Jason Bateman, Tina Fey, Adam Driver and Corey Stoll…siblings in “This Is Where I Leave You”

“THIS IS WHERE I LEAVE YOU” My rating: B- (Opening wide on Sept. 19)

103 minutes MPAA rating: R

Families come together to celebrate or grieve.  By Hollywood’s reckoning, grieving is by far the funnier situation.

The latest example is the amusing “This Is Where I Leave You,” in which four siblings return to their Midwestern hometown to bury their father.

Mother Altman (Jane Fonda) informs them that Dad wanted everyone to sit shiva for him. Which is odd, because though born Jewish, he was an atheist.

Anyway, now the kids, their spouses, significant others, and family friends are locked into a week of quiet contemplation. No work, no phone calls, no distractions from the memory of a life well lived.

“It’s gonna be hard,” Mom says in a spectacular display of understatement. “It’s gonna be uncomfortable. You’re going to get on each other’s nerves.”

Judd (Jason Bateman) is a New  York radio producer who just found his wife (“Recitfy’s” Abigail Spencer) in bed with his shock jock boss (Dax Shepard). He explains her absence by telling everyone she’s at home with a bad back.

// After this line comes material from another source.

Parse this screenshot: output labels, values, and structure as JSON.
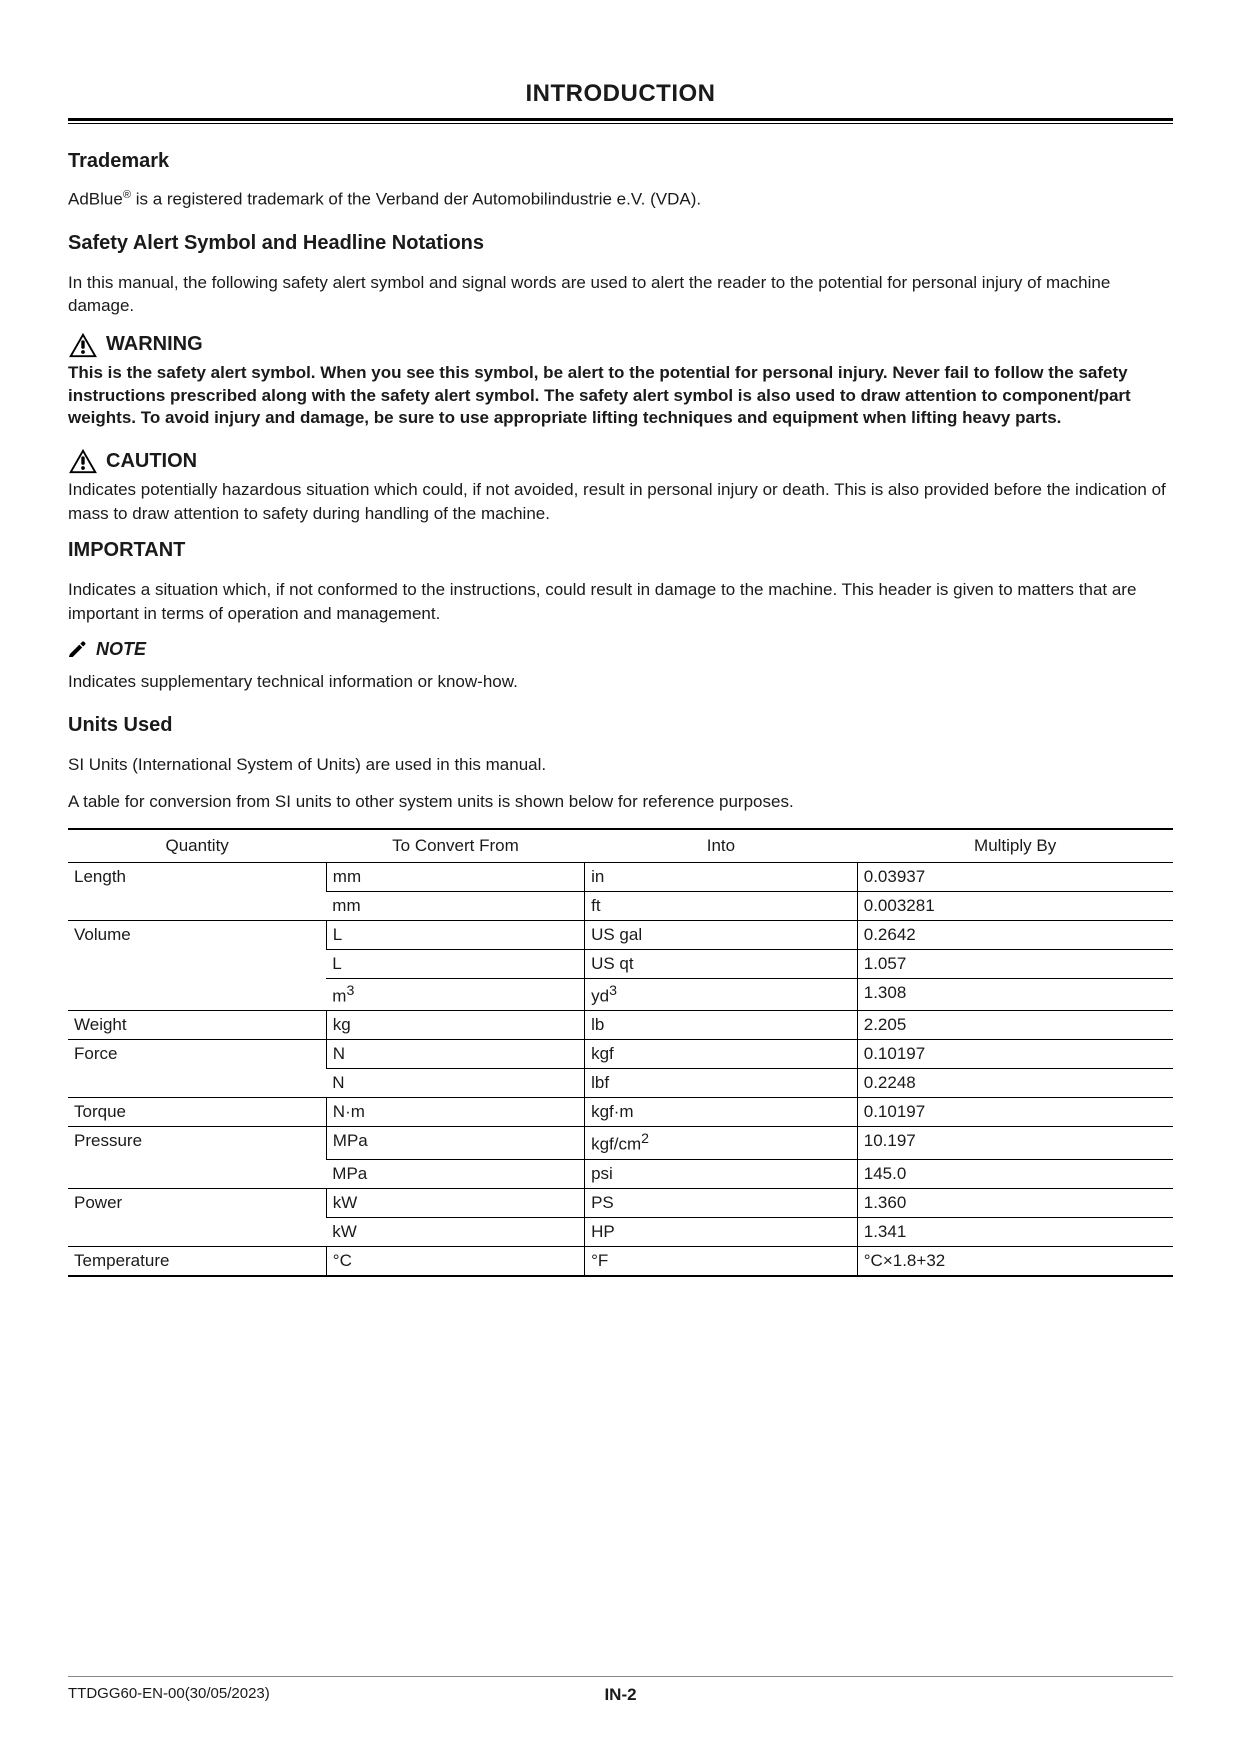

Wendy (Tina Fey) is saddled with a work-obsessed hubby (Aaron Lazar) who won’t get off the cell phone long enough to give her the time of day. She’s also dealing with a two year old going through an anal phase.

Paul (Cory Stoll), who still operates the family’s sporting goods store, has been trying for months to get his wife (Kathryn Hahn) pregnant. By now he’s pretty sick of sex.

And baby-of-the-family  Phillip (“Girls’” Adam Driver), an irrepressible/irresponsible wiseass, shows up with his new squeeze, a ridiculously hot lady lawyer (Connie Britton) 20 years his senior.